A written agreement is the best protection
The best protection against having one owner take advantage of a patent is by clearly defining, in writing, the agreement between the creators of one invention. A written agreement should outline each inventor's rights to the invention and, subsequently, to the patent. This agreement would preferably be entered into before any research or development is done. However, co-inventors are often unaware of the stipulations needed in a written agreement until it's too late and a co-owned patent is already filed with the U.S. Patent and Trademark Office.
Because joint ownership can occur by simply adding an inventor's name to a patent application, inventors should consider whether or not they want to be joint owners before drafting a written agreement. If the inventors want to avoid joint ownership, a written agreement can allocate sole ownership to one of the inventors for both the invention and the patent.

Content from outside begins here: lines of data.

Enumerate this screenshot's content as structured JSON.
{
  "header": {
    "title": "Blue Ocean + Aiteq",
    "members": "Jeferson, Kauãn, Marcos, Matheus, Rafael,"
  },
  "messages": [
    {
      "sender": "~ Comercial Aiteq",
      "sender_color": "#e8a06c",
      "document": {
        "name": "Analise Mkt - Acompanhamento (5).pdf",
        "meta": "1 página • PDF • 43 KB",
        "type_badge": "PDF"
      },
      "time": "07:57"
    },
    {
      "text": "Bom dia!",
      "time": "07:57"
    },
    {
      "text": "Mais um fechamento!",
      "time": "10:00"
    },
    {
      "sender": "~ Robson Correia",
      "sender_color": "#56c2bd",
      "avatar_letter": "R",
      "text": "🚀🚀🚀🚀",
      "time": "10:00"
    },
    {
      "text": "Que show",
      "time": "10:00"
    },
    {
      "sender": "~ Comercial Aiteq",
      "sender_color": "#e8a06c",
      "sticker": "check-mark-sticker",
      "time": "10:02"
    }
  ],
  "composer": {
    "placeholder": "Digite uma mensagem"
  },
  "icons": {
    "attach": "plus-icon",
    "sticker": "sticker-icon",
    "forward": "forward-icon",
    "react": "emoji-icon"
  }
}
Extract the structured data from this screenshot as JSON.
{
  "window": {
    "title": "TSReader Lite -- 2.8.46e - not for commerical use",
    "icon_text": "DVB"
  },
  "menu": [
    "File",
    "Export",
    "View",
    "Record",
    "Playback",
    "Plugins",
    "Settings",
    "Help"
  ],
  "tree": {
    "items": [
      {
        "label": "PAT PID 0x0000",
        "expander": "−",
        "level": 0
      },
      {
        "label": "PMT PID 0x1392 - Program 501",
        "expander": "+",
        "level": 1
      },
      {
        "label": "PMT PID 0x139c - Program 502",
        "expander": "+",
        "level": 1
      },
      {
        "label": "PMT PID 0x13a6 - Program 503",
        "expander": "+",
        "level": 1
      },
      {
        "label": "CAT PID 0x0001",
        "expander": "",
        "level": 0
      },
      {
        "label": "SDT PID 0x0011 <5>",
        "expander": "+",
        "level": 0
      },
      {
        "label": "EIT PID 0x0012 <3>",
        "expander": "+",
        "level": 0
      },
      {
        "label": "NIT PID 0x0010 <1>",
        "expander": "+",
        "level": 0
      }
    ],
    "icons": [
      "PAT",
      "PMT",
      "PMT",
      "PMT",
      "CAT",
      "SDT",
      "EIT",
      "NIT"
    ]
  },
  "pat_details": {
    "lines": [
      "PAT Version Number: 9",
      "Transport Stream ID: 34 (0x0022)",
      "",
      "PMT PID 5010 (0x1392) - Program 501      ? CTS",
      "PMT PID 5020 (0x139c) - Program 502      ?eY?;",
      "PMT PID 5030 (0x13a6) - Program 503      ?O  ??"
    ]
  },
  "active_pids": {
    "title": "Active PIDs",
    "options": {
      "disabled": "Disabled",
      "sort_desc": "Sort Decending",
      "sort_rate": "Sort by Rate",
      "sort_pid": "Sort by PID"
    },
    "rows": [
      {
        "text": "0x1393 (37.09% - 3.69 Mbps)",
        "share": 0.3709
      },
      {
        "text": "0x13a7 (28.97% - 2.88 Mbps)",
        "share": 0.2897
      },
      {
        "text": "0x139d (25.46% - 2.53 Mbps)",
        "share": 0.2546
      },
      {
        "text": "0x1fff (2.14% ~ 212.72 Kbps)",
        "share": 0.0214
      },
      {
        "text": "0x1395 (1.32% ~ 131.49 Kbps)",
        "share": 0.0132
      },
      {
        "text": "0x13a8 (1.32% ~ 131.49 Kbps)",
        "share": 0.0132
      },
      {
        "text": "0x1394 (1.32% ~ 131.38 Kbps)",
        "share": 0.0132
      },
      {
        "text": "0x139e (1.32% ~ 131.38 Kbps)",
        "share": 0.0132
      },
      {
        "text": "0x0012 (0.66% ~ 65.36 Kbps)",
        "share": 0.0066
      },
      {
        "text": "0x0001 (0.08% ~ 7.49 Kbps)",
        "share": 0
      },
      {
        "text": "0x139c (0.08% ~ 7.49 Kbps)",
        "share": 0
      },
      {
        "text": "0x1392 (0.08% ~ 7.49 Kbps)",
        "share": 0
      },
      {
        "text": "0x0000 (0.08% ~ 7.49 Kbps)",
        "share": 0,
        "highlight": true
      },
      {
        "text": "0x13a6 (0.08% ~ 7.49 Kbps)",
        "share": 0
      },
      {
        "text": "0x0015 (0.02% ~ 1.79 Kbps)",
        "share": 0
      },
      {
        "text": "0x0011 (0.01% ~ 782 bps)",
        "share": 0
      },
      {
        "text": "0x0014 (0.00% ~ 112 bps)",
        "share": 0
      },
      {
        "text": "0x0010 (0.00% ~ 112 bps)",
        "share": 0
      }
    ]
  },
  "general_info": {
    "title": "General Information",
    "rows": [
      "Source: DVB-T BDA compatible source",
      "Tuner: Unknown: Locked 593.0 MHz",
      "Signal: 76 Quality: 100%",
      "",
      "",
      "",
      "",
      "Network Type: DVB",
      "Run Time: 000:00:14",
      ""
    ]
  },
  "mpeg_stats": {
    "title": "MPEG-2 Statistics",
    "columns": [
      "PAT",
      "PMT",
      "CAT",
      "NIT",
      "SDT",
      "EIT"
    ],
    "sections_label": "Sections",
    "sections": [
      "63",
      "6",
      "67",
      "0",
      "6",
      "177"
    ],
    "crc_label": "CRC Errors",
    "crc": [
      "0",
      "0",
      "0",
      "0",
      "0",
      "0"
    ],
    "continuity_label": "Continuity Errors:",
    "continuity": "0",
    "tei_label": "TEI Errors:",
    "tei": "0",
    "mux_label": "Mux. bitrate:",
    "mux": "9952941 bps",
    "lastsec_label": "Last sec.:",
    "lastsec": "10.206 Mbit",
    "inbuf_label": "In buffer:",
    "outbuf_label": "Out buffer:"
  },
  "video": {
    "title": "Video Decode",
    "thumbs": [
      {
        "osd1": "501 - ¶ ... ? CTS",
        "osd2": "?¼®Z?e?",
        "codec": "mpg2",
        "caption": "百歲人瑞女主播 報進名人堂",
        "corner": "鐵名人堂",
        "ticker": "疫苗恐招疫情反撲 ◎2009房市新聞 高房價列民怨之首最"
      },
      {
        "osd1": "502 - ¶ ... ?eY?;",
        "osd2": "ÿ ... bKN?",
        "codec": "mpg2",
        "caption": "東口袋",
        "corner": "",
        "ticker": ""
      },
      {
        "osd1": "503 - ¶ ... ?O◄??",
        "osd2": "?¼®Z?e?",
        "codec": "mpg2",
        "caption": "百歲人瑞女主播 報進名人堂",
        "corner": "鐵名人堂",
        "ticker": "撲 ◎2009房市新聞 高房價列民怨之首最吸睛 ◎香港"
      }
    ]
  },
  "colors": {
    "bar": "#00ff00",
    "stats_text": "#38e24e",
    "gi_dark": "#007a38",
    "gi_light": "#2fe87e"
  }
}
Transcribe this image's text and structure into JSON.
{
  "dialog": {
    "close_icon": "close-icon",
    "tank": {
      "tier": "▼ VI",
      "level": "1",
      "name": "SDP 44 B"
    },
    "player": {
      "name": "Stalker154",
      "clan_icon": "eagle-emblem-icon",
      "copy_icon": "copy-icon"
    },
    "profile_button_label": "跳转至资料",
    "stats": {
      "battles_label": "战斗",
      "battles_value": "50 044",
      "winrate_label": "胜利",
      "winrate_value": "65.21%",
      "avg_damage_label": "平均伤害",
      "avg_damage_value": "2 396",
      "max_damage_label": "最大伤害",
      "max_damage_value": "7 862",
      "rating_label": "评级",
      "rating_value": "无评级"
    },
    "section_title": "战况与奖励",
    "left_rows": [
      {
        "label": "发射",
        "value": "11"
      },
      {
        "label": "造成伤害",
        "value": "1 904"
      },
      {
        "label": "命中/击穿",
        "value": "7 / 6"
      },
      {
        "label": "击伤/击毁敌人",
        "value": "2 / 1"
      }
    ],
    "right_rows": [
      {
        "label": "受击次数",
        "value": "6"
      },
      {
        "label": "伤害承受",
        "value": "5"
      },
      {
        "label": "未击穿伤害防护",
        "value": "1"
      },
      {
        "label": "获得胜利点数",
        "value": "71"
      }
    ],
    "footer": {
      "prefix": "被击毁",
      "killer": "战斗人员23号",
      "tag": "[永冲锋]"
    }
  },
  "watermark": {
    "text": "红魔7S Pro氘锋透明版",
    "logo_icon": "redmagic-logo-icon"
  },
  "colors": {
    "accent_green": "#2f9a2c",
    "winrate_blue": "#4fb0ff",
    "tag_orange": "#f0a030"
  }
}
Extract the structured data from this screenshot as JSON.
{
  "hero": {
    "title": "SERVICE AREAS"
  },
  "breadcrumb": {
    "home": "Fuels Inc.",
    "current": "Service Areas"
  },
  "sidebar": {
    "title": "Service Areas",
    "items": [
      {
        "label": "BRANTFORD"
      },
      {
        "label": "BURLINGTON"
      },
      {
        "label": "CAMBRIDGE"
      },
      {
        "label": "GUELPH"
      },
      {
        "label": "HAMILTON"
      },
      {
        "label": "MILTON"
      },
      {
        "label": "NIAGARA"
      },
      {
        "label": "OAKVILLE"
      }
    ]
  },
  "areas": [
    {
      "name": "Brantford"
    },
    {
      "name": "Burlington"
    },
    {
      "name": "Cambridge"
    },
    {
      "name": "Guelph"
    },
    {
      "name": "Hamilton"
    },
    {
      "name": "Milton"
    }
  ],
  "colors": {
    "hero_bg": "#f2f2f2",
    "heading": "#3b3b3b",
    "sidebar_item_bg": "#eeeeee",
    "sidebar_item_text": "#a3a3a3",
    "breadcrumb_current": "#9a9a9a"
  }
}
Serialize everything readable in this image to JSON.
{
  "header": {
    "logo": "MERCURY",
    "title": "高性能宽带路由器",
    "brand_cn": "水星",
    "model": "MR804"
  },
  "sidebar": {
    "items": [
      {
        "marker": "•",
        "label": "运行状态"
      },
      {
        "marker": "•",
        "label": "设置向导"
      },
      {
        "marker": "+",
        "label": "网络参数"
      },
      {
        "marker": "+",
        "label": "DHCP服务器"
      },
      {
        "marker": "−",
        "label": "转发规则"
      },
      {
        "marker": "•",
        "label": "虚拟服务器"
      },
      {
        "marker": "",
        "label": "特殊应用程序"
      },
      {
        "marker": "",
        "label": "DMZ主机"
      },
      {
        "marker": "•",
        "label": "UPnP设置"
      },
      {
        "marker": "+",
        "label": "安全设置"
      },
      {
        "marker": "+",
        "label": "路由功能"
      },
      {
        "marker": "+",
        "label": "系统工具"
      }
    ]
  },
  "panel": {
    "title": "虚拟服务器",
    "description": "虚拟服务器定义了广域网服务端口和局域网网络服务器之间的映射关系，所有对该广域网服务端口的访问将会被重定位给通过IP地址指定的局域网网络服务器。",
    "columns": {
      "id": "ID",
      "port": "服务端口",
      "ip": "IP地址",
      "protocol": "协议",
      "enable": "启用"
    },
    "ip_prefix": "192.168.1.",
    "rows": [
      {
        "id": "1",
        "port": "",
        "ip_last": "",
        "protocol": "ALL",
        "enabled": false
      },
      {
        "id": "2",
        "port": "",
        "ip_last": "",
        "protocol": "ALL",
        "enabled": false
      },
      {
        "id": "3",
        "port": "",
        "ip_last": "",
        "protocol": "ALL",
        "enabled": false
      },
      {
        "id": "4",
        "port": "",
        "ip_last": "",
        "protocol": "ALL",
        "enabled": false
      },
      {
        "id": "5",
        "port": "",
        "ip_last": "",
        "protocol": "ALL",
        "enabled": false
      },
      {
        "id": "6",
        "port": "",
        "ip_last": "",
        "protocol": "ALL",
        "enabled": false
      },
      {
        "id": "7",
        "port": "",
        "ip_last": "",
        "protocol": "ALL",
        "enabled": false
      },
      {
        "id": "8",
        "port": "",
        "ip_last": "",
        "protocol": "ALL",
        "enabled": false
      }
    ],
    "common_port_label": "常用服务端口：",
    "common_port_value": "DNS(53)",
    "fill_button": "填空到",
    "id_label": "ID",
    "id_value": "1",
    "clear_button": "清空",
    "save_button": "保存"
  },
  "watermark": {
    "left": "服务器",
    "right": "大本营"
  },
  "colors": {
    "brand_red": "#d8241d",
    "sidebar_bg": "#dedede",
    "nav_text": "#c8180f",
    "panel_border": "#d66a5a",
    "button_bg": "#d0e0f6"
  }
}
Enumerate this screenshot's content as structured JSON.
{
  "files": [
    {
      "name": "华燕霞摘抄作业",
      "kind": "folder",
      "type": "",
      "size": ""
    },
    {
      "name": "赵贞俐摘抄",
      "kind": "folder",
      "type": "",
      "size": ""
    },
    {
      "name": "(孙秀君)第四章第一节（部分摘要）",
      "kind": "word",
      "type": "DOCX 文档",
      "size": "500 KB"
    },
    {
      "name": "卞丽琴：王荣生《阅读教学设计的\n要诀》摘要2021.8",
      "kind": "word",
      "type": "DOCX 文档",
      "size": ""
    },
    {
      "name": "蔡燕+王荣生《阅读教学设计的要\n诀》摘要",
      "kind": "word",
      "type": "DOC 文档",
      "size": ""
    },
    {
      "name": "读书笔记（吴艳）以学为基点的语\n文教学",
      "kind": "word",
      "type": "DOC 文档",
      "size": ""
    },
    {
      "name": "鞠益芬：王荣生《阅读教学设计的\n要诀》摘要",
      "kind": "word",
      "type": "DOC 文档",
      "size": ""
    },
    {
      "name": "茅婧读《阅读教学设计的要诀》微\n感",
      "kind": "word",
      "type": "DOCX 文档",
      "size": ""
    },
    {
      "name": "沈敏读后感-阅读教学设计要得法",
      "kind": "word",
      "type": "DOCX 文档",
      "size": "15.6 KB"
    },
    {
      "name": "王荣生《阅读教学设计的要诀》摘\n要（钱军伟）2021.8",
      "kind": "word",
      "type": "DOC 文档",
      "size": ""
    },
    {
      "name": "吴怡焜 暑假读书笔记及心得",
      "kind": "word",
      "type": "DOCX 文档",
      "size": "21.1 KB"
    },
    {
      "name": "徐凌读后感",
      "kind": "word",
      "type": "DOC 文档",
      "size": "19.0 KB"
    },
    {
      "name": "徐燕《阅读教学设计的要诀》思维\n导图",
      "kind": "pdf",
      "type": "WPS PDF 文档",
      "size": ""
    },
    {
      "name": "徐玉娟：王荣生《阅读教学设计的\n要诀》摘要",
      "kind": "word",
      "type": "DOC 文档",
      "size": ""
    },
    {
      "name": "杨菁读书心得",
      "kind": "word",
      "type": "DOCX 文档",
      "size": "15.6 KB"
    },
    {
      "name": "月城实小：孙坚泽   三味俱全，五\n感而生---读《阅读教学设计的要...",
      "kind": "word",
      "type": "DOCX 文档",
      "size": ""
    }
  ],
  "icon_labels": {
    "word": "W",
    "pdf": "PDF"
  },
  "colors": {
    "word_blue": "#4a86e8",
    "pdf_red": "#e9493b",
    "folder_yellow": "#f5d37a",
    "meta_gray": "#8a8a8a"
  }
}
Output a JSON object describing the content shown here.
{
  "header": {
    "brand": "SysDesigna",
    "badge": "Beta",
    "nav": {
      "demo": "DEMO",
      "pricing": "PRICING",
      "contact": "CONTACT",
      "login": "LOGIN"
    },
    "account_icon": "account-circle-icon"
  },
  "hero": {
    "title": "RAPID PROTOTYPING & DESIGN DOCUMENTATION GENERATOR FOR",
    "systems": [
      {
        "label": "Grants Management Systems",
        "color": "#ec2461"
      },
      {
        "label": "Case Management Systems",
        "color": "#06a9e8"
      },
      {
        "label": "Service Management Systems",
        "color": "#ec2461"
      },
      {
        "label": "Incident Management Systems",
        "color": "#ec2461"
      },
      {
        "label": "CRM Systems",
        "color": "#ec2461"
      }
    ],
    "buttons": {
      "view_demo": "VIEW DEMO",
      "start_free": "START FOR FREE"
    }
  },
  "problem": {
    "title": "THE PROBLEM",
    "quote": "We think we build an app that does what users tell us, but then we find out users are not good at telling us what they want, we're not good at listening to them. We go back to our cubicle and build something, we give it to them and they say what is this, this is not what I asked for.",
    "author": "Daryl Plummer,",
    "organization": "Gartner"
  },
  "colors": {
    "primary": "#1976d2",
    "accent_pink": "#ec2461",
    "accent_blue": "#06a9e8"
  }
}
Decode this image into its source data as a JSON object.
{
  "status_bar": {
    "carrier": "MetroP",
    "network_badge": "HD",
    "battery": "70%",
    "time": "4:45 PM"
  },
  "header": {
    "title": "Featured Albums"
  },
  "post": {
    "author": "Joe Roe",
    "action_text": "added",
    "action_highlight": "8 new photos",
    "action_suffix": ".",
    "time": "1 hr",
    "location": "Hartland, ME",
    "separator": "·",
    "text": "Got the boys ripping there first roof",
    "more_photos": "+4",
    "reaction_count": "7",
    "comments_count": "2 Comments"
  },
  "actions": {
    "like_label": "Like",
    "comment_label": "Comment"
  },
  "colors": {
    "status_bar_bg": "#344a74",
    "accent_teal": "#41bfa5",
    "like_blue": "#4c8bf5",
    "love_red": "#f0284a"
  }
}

If joint ownership is agreed upon by all parties, the written agreement should assign a specific amount of interest to the inventor or inventors of the joint invention. If the inventors simply do not discuss the subject of joint ownership, they may find themselves as joint owners under patent law by default.
Is joint ownership for me?
Inventors should be aware of the rights and obligations of owning a patent to an invention with another person to reduce any surprises that may arise from joint ownership. The most effective way to avoid potential joint ownership problems is to deal with them contractually before the invention process is completed.
The above suggestions are for patents filed in the United States—jointly owned patents are somewhat different in many foreign countries. To secure patent protection outside the United States, inventors must file foreign counterpart applications. This could be an expensive process if not researched carefully. After investing time, talent, and energy into developing a winning invention, it's important to make sure that it's protected—and that the ownership of the patent is clearly defined.